Se você já se perguntou onde foi parar todo o dinheiro velho que trocou pelo novo nas antigas mudanças de moeda no Brasil, sabe que boa parte dele foi incinerada pelos governos de então. Mas outra parte sobreviveu e circula hoje como ectoplasma pelos sites de leilões e compras, disputado por colecionad­ores de velharias exóticas —e poucas velharias são mais exóticas do que dinheiro brasileiro. De anos em anos, devorado pela inflação, cortavam-se três zeros do seu valor e pespegavam­lhe um novo nome, o que obrigava à destruição de bilhões de cédulas e sua substituiç­ão por outras tantas.

Daí, de 1942 para cá, tivemos as notas de cruzeiro, cruzeiro novo, mais uma vez cruzeiro, cruzado, cruzado novo, novamente cruzeiro, cruzeiro real e, por fim, o real. As cédulas novas mal chegavam a ficar velhas e nojentas, porque a inflação fazia com que fossem logo renomeadas e trocadas. Em 1993, a inflação no Brasil foi de, pode crer, 2.708,55%.

Carla Zaccagnini, artista plástica argentina que, em criança, nos anos 1970 e 1980, morou no Brasil com sua família, lembra-se bem daquela loucura. Ela é o objeto de sua atual exposição numa galeria de Nova York, “Cuentos de cuentas”, composta de material que comprou no Mercado Livre: notas e mais notas de dinheiro brasileiro, que ela dobrou em barquinhos para expor. A ideia de ver dinheiro que um dia foi duro de ganhar reduzido a algo tão infantil como um barquinho faz pensar em como podíamos ter aproveitad­o melhor aquele tempo, sem tantas aflições e angústias.

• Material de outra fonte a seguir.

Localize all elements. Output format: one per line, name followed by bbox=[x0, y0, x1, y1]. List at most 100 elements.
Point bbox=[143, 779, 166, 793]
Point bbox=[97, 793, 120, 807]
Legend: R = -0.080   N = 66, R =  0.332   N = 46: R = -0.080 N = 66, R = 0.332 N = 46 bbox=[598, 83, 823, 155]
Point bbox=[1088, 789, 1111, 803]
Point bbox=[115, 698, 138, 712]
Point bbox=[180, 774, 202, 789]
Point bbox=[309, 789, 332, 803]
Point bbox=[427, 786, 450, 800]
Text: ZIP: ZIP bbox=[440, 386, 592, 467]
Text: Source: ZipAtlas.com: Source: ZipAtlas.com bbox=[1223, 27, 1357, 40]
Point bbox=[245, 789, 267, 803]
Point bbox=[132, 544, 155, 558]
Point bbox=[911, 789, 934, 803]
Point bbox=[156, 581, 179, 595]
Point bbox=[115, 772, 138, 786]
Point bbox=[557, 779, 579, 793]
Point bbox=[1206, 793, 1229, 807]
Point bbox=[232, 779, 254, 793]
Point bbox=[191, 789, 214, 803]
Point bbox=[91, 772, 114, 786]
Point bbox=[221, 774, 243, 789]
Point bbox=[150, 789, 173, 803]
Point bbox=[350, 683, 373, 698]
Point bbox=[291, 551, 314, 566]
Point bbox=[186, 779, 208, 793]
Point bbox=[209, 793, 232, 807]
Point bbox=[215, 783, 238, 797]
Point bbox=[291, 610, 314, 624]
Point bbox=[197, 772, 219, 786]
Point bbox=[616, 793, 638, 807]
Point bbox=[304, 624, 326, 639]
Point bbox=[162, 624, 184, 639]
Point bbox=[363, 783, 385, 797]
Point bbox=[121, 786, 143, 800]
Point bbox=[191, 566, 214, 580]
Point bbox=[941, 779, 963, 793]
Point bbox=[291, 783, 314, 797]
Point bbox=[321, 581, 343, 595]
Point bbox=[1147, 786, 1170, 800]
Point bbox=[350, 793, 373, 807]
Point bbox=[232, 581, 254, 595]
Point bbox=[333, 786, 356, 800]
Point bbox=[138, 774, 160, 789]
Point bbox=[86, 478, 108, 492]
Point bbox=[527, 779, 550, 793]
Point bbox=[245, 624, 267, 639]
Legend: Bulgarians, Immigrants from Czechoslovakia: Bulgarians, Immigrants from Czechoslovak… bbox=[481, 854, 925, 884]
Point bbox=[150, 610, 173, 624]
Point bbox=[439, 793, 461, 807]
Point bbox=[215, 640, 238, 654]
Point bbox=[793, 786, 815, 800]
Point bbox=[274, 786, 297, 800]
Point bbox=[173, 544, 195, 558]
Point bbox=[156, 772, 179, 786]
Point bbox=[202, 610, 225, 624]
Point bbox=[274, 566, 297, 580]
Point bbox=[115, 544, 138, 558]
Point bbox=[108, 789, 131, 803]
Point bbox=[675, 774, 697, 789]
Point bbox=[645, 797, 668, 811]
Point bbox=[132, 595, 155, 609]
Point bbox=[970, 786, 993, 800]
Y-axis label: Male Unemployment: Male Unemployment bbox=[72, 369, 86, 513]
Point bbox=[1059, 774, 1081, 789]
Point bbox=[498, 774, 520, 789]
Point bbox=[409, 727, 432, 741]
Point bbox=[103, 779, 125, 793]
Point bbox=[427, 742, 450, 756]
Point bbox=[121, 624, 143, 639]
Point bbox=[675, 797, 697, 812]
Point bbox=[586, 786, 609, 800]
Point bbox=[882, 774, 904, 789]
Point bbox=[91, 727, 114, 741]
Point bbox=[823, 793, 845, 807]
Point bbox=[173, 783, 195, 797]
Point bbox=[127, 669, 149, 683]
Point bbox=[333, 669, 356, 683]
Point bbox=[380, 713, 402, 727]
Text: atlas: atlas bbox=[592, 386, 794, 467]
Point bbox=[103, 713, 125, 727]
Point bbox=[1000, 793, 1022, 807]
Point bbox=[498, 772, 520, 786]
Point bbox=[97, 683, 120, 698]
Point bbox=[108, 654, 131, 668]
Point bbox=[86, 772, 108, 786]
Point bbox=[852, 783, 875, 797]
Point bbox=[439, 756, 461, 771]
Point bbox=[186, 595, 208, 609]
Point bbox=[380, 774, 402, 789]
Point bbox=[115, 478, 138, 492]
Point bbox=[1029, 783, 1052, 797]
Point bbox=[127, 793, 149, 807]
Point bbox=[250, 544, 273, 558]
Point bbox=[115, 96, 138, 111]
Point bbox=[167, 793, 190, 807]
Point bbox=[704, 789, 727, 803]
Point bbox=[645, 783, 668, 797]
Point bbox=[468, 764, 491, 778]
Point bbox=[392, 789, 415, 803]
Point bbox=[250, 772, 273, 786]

A criação do real, em 1994, vergou a inflação a níveis de países estáveis e assim a mantivemos até hoje. Até hoje? Sob Jair Bolsonaro, a inflação voltou pela primeira vez aos dois dígitos anuais. Lá vamos nós de novo.

Ontem, ao tirar dinheiro na máquina, fui contemplad­o com uma nota de R$ 200. Carla Zaccagnini não demora a ter de atualizar sua exposição.